Observe that the positions appear in double parenthesis. This is because of the
following:
It is possible to construct a string by specifying a root of a tree. The backend will then traverse the tree depth-first left-first (Pre-Order) and stringify its content. It will omit from the output string nodes that appear in double parenthesis. For example the program
@string str T((1 2)).
T((1 2) (2 3) (a b)).
T((a b) (c d)).
T((2 3) (4 5)).
will result in having the relation symbol str
represent the string:
"122345abcd"
while if we had:
@string str T((1 2)).
T((1 2) ((2 3)) (a b)).
T((a b) ((c d))).
T(((2 3)) (4 5)).
the string str
would be:
"1245ab"
This relation str
is then transferred to the next sequenced program, or
emitted as the output of the program if no sequenced program is present.

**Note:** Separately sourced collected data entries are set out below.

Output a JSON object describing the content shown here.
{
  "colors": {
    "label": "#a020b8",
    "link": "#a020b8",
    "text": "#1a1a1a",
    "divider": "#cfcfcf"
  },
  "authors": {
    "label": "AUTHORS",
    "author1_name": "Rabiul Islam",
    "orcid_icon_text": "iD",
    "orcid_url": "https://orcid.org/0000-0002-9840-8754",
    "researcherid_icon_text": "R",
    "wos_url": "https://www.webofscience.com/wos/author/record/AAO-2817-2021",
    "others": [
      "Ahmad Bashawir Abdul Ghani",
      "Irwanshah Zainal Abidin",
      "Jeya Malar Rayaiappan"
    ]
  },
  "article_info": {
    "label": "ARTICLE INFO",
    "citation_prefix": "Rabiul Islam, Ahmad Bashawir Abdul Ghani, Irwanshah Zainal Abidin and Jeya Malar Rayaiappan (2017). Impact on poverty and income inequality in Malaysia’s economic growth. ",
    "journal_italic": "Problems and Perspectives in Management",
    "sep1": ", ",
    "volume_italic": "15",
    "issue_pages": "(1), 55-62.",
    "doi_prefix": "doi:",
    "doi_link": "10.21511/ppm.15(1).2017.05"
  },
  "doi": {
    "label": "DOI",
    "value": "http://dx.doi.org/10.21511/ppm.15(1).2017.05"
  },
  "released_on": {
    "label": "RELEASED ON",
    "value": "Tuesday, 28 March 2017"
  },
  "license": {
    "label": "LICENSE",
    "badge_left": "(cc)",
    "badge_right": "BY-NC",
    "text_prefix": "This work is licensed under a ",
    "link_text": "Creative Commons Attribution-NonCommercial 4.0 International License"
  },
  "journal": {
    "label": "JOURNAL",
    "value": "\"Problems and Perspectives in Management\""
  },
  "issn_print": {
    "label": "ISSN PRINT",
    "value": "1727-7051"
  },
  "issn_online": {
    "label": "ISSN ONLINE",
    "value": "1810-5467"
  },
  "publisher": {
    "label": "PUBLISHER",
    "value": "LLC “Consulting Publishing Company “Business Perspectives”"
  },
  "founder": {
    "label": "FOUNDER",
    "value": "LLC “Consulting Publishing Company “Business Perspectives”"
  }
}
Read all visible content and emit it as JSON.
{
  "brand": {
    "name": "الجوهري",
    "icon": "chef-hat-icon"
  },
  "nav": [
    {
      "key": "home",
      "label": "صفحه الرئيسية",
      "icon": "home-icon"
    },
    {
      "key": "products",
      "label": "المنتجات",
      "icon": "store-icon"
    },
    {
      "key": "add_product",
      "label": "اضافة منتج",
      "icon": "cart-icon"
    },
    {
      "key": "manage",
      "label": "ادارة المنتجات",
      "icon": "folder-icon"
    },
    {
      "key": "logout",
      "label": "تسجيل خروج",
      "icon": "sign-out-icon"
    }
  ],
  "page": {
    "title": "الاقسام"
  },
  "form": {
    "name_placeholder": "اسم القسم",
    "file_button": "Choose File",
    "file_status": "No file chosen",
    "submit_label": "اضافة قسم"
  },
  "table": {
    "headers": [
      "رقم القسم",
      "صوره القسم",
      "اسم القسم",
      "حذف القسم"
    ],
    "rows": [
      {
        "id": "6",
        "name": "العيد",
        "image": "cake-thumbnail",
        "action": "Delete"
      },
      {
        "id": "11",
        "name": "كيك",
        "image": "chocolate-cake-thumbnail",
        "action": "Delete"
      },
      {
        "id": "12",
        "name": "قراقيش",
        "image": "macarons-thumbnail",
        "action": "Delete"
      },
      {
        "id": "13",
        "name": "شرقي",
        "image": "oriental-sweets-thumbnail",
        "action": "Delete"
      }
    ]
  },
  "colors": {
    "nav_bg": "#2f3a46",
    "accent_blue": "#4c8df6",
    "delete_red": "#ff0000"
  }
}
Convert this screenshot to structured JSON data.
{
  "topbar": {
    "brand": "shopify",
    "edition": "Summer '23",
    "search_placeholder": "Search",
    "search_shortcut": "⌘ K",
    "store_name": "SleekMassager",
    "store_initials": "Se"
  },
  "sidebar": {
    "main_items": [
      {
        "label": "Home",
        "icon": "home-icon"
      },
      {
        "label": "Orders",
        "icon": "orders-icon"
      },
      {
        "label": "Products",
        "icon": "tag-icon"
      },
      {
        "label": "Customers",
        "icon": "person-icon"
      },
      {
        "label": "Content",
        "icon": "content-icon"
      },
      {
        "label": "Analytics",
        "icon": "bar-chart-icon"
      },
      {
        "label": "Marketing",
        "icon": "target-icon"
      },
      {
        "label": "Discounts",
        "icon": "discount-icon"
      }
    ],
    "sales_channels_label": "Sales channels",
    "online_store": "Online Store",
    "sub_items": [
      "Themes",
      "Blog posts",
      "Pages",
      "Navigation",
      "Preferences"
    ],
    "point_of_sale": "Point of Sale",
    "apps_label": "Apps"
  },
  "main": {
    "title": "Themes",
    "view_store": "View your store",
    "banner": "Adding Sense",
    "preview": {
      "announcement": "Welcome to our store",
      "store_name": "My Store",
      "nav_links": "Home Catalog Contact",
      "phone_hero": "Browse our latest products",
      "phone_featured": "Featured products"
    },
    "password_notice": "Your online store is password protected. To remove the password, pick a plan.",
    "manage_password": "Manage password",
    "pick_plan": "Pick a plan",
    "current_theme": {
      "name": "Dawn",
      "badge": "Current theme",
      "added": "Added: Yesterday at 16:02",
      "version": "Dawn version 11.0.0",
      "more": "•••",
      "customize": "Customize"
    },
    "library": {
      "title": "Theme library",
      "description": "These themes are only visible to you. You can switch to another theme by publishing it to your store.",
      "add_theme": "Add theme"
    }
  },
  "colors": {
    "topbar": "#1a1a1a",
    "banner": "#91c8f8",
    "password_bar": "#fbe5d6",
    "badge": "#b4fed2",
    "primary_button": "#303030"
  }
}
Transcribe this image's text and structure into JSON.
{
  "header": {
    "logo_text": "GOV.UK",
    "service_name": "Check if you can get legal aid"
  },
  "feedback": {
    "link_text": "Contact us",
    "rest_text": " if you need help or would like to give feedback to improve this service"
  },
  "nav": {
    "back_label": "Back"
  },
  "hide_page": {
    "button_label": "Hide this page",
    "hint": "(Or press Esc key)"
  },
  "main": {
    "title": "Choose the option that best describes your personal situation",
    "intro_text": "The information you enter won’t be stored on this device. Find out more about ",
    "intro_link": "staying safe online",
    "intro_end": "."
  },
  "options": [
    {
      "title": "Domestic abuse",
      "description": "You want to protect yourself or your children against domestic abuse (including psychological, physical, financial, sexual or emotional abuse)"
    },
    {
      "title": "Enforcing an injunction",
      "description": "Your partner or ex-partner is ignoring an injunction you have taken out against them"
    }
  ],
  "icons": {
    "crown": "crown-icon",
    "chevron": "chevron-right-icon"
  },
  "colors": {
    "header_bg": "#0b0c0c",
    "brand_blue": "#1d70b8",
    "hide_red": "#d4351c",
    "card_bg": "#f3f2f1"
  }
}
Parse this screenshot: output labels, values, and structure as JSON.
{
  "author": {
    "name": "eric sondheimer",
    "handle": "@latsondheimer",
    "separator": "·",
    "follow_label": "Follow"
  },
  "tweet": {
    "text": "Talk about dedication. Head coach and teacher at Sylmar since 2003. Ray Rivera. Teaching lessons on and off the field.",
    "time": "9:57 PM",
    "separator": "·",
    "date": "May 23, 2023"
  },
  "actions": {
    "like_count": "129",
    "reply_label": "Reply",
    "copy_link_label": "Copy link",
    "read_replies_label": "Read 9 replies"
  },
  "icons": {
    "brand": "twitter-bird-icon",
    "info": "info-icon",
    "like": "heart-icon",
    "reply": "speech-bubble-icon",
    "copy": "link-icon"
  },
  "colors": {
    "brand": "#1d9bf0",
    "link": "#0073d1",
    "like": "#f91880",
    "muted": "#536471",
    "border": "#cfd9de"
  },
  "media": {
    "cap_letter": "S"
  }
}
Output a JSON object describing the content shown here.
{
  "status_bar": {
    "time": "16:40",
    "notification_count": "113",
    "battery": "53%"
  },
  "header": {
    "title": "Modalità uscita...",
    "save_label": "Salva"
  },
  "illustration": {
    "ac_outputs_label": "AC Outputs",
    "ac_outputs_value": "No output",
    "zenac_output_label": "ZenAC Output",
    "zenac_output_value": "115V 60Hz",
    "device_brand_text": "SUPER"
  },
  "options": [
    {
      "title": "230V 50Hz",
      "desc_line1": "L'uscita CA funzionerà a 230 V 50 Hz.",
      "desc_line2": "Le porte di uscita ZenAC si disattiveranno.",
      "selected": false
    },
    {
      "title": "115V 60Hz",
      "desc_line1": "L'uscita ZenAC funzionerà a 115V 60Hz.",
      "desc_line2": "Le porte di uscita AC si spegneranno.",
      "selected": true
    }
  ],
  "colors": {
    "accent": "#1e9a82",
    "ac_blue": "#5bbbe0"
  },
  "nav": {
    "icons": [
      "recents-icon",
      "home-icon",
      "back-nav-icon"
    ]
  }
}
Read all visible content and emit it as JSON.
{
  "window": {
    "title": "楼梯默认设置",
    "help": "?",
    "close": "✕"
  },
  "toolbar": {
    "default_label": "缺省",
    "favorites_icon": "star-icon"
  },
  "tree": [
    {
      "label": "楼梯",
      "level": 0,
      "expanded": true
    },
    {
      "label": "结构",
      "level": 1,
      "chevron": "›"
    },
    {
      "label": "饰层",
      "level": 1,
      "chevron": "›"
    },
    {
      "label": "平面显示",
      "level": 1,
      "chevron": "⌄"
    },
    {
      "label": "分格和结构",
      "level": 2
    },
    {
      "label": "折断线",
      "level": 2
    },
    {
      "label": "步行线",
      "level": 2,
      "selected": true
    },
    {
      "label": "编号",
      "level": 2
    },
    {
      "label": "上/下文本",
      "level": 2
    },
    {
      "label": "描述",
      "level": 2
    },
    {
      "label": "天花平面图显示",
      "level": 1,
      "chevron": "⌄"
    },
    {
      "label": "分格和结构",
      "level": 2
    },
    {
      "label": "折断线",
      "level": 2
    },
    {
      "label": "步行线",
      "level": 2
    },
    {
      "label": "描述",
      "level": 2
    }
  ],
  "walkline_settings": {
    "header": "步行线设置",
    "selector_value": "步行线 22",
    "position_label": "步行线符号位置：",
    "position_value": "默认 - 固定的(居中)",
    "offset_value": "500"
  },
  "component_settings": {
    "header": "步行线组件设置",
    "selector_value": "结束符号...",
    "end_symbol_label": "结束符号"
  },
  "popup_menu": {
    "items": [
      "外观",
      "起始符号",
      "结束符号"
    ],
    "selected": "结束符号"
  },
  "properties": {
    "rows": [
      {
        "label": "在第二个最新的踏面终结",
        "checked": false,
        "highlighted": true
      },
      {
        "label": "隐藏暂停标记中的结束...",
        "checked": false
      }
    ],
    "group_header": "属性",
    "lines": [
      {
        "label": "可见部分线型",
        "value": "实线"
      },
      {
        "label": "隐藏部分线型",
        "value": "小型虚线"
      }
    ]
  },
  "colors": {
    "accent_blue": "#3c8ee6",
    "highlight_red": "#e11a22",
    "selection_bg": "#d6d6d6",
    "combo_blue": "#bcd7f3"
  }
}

Note that the double-parenthesis omission is denoted on the successor nodes.
Now we can see why strings create trees with double parenthesis: the following
@string str1 "abc".
@string str2 str1(((0))).
will result with str2="abc"
.
It is also possible to output a string to stdout
by using it as a relation
symbol:
@stdout str1(((0))).
or arbitrary tree:
@stdout T((1 2)).
In addition a string can refer to command line arguments:
@string str $1.
or to be taken from stdin
:
@string str stdin.
or from a file:
@string str <filename>.
Finally it is possible to refer to the length of the string by the symbol
len:str
.
TML features three kinds of queries: filtering, proving, and tree extraction. Filtering and tree extraction replace the resulted database with their result, namely deleting everything unrelated to them. Their result is then outputed or passed to the next sequenced program.
Filtering is done by:
! e(1 ?x).
which will leave on the database only the results that match the term e(1 ?x).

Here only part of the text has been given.